Possible transaction issues on handling multiple databases shared by multiple connections

(1) By Leandro Santiago (leandro) on 2020-04-12 11:28:38 [link] [source]

Hello all.

My application has several threads and I am intending to have multiple sqlite databases being shared among those threads, where a thread which 'owns' a database is the only one able to write on it (inserts and updates), whereas other threads can connect to it can only read (mode=ro, pragma query_only=1).

Therefore a thread might be able to read from multiple databases, but own (be the writer) only a single one.

My current issue is that other threads can own their own database (as main schema), but also attach for reading (as described above) from databases owned by other threads.

It looks like something like that, in pseudocode:

thread1:
  db := owns "db1.sqlite" as "main" schema
  loop { write to "main" }

thread2:
  db := owns "db2.sqlite" as "main" schema
  db1 := attach "db1.sqlite" as "db1" schema on db connection
  loop { write to "main", and reads from "db1", sometimes in the same transaction}

(other threads might read from db1.sqlite and db2.sqlite, but not own them...)
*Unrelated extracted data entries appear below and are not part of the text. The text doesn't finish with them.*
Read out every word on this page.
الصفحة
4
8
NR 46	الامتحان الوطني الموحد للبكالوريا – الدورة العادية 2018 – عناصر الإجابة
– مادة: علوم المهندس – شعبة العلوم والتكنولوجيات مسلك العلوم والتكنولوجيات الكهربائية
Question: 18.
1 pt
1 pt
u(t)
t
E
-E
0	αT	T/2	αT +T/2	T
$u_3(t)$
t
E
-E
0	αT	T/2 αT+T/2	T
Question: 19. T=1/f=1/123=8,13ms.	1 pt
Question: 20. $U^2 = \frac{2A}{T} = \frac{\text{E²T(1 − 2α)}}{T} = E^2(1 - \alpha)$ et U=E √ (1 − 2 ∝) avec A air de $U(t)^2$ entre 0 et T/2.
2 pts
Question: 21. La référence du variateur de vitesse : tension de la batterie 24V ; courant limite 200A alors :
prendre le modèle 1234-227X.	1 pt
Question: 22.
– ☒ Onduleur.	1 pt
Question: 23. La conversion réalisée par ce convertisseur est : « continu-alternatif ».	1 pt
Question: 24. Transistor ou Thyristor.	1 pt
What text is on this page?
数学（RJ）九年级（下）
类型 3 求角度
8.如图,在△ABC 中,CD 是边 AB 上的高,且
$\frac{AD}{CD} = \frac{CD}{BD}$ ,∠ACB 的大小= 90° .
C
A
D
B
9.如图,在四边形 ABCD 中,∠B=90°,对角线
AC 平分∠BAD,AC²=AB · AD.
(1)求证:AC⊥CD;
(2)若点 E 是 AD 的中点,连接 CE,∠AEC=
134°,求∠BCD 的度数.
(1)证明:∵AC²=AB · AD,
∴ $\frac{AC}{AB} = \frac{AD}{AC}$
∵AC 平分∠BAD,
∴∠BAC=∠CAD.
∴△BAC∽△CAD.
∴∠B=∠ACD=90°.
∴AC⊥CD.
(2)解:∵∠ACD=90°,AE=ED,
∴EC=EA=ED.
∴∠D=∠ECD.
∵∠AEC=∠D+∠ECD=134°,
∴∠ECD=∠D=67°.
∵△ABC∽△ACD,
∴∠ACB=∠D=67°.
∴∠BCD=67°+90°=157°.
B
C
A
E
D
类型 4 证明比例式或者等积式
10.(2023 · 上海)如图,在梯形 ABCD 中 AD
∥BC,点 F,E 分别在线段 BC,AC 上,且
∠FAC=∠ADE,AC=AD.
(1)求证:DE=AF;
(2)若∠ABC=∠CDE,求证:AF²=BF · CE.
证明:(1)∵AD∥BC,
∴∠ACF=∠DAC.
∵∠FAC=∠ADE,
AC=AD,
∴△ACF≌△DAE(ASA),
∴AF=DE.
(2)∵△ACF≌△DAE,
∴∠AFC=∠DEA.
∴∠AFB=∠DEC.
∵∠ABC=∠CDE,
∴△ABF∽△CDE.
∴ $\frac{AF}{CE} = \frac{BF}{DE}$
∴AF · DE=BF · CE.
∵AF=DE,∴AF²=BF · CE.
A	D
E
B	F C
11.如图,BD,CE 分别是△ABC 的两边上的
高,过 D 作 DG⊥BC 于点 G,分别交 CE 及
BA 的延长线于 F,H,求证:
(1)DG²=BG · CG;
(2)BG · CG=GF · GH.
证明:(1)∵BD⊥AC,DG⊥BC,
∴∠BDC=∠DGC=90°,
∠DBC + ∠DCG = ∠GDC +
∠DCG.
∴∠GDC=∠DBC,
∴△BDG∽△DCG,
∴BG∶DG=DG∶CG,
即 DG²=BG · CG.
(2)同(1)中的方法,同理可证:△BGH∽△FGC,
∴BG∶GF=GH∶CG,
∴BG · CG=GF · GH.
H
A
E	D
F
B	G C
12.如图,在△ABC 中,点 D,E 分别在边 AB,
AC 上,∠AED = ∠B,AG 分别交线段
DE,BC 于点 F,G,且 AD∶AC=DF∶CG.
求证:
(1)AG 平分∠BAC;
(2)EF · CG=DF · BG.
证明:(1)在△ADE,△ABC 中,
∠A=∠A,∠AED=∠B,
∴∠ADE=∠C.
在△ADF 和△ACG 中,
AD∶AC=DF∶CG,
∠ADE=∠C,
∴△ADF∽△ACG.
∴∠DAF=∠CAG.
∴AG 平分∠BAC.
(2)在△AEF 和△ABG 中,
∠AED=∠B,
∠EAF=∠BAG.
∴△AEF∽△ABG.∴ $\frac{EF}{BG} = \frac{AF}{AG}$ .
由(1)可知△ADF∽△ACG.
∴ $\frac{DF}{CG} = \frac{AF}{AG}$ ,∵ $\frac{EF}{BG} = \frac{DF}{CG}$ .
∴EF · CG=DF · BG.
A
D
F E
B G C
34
Will sqlite behave well in such scenario? The application is on early development stages, and I ask that because I noticed that a thread that reads from a database connected as not "main" schema often crashes when the database is being changed in a transaction performed by another thread is connected to it as "main" schema.

It makes sense for me, if the journal file (the test was before I started using WAL) is used as synchronization point, and I understood that the journal filename is defined by the connection "main", which is different between a writer which owns it and a reader which has it under a different name.

Would you folks be able to tell me if sqlite is able to work under the described scenario?

Could such scenario potentially cause deadlocks? I mean, will a database open on readonly mode be locked if it's part of a transaction executed on a different database on the same connection? I read that on WAL writers don't wait for readers, but I confess I don't understand well how sqlite manages that.

I am always on the latest sqlite version built from source code and statically linked on my application (using go-sqlite3). The platform is Linux with local filesystem (ext4, probably).

On my current scenario, I am using cache=shared, which might cause issues as well.

I'd be grateful for any thoughts on the issue.

(2) By Simon Slavin (slavin) on 2020-04-12 16:02:10 in reply to 1 [link] [source]

Your basic idea seems sound. Given this much multi-access do not forget to set a timeout of at least ten seconds on every connection. The timeout affects every database attached to the connection.

If a thread does ATTACH, make sure it does DETACH. Do not pass connections from thread to thread.

I would test your idea with shared cache and without, with WAL and without. See which one performs acceptably. Some of these might trigger deadlocks, some just delays. I might be able to figure out what combination of these will happen but it is going to be far more valuable to you to do the experiment yourself.

Might your App have a situation where a database is ATTACHED by one thread before it is opened by its 'owning' thread ? This shouldn't be a problem but you should figure this out to understand any locking or access problems.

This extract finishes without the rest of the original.